India Dorong Pertumbuhan Mobil Listrik Untuk Kendalikan Polusi yang Kian Parah

India Dorong Pertumbuhan Mobil Listrik Untuk Kendalikan Polusi yang Kian Parah

222
0
BERBAGI
India menargetkan pertumbuhan mobil listrik terus meingkat. (Foto: Telegraph)

Parahnya tingkat polusi yang melanda sejumlah negara membuat pemerintah setempat membuat berbagai regulasi untuk menanggulanginya. Salah satu negara yang kita tahu punya masalah serupa sejak lama adalah India, dan salah satu cara yang dilakukan India untuk mengatasi permasalahan tersebut adalah dengan mendorong pertumbuhan kendaraan listrik.

Langkah mendorong pertumbuhan mobil listrik tersebut sebelumnya juga telah diambil oleh China yang menargetkan untuk menjual mobil listrik setidaknya seperlima dari proyeksi penjualan mobil sebesar 35 juta unit di tahun 2025. Sedangkan untuk India, targetnya lebih signifikan lagi, yakni akan mendukung semua pabrikan otomotif yang memproduksi mobil listrik pada tahun 2030.

Masih Menghadapi Kendala

Untuk saat ini, masih terdapat beberapa kendala untuk menerapkan regulasi mobil listrik karena ada sejumlah hal signifikan seperti mahalnya biaya baterai, harga jual yang mahal, dan infrastruktur yang kurang memadai sehingga para pabrikan tidak bersedia berinvestasi untuk membuat mobil listrik.

Sarana dan prasarana mobil listrik perlu diutamakan agar industri mobil listrik mau berinvestasi (Foto: plugincars)

Meski demikian, pemerintah India mencoba untuk bergerak cepat dengan mulai membuat aturan mengenai promosi mobil listrik, pembiayaan, serta faktor-faktor lain yang punya andil dalam aspek berkendara.
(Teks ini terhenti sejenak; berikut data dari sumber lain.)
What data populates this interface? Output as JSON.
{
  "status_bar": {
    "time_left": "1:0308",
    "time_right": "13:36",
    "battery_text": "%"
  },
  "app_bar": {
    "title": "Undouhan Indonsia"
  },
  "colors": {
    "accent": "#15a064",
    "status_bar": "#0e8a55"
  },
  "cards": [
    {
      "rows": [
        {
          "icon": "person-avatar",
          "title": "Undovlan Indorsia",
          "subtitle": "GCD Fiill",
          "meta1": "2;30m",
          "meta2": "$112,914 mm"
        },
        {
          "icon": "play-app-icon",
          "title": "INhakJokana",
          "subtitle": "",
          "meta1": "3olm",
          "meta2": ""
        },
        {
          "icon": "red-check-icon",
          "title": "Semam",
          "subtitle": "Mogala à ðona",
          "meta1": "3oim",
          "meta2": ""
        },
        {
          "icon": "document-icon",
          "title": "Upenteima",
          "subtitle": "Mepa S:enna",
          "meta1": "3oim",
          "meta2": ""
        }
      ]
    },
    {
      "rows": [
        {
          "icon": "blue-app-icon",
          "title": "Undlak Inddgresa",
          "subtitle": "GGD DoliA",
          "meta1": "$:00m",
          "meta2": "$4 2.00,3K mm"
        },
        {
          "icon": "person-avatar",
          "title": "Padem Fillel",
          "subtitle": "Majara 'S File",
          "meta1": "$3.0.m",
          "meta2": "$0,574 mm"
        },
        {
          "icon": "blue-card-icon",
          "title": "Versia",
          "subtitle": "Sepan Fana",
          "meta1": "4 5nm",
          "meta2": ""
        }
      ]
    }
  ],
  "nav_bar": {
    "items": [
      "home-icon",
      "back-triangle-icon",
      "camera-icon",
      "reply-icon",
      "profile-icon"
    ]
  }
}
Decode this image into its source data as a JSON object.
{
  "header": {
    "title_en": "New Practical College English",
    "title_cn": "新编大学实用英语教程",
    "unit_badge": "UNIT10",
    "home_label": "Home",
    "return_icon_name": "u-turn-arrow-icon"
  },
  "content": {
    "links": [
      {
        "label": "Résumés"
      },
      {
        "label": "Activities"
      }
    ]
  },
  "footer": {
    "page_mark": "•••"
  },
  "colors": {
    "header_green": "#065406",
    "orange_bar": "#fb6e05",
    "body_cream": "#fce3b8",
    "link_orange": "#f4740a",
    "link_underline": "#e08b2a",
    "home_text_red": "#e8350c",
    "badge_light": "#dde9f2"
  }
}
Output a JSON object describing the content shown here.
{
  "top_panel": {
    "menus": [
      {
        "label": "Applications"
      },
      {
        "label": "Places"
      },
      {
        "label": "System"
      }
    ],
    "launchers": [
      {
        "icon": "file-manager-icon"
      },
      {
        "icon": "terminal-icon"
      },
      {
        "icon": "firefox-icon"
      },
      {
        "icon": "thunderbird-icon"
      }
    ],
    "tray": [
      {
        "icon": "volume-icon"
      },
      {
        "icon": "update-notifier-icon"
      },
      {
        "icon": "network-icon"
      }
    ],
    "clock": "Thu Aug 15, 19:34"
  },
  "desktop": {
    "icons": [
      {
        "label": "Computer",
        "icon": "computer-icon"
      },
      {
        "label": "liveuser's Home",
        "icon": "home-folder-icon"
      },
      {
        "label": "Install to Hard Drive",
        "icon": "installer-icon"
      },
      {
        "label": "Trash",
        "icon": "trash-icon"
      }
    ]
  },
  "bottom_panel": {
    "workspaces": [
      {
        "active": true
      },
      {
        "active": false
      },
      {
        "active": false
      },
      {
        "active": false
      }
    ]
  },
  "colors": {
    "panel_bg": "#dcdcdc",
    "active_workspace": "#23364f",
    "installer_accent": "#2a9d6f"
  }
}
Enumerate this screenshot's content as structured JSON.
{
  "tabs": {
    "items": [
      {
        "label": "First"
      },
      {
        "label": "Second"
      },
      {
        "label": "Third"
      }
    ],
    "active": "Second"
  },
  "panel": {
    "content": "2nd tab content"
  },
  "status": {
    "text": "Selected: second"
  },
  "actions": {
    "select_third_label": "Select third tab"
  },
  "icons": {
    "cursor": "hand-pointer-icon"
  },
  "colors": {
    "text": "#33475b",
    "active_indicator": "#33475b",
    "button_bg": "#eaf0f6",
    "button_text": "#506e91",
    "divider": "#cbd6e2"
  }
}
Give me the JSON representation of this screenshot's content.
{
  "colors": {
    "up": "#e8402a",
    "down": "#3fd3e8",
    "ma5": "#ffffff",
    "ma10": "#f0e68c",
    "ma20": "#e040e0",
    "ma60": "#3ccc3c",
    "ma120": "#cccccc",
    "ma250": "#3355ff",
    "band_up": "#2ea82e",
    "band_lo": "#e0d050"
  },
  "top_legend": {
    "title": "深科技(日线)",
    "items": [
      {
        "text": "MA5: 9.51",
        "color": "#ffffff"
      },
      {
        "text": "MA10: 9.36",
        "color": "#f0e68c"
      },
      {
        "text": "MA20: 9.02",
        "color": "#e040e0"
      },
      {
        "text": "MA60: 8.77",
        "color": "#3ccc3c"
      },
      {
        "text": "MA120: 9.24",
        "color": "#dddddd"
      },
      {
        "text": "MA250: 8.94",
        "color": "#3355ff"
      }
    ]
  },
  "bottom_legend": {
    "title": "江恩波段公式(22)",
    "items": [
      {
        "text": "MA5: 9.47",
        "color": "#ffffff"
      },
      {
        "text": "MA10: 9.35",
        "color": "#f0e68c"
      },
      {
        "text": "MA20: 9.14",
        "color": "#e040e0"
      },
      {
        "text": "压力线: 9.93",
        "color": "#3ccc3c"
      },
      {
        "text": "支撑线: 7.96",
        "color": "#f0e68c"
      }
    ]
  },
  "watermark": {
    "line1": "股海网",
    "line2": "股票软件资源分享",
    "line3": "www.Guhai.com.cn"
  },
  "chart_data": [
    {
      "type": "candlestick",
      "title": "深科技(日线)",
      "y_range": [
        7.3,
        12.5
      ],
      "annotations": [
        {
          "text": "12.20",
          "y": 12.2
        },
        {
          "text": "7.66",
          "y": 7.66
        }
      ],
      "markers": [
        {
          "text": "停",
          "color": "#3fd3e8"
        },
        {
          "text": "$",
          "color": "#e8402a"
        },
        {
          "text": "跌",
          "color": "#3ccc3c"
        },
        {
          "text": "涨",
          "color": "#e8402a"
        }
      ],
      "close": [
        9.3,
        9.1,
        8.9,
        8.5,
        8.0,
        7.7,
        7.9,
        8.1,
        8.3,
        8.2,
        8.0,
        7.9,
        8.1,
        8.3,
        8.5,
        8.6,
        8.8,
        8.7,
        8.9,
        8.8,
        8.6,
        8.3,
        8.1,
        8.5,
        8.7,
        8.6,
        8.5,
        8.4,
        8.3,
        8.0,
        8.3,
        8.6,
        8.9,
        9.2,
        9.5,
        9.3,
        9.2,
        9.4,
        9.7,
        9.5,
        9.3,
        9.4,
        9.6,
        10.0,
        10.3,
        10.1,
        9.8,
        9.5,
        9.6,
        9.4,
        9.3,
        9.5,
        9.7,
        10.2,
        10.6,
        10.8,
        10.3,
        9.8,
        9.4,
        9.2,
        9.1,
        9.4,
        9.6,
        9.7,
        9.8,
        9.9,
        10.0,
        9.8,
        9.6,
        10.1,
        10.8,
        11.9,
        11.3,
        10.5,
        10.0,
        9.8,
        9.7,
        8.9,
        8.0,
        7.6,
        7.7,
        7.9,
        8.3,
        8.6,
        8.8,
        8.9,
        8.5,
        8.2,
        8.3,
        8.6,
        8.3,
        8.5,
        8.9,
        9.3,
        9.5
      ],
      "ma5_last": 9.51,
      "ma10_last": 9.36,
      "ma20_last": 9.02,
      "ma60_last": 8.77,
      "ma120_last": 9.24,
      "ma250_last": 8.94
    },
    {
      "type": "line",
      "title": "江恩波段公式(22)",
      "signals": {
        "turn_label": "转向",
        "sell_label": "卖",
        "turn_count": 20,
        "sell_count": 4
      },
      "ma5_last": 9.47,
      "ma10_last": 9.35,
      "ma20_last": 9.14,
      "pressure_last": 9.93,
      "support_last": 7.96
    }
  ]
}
Pertimbangannya jelas, jika regulasi dan sarana-prasarana tidak segera disiapkan, maka masyarakat akan kian lama menyesuaikan diri untuk beralih dari mobil konvensional ke mobil listrik. Padahal pemerintah India menginginkan pertumbuhan mobil listrik karena keinginan mandiri masyarakatnya, bukan sebagai subsidi dari pemerintah. Untuk itulah pemerintah masih akan turut menangani jalannya industri mobil listrik selama tiga tahun terlebih dahulu.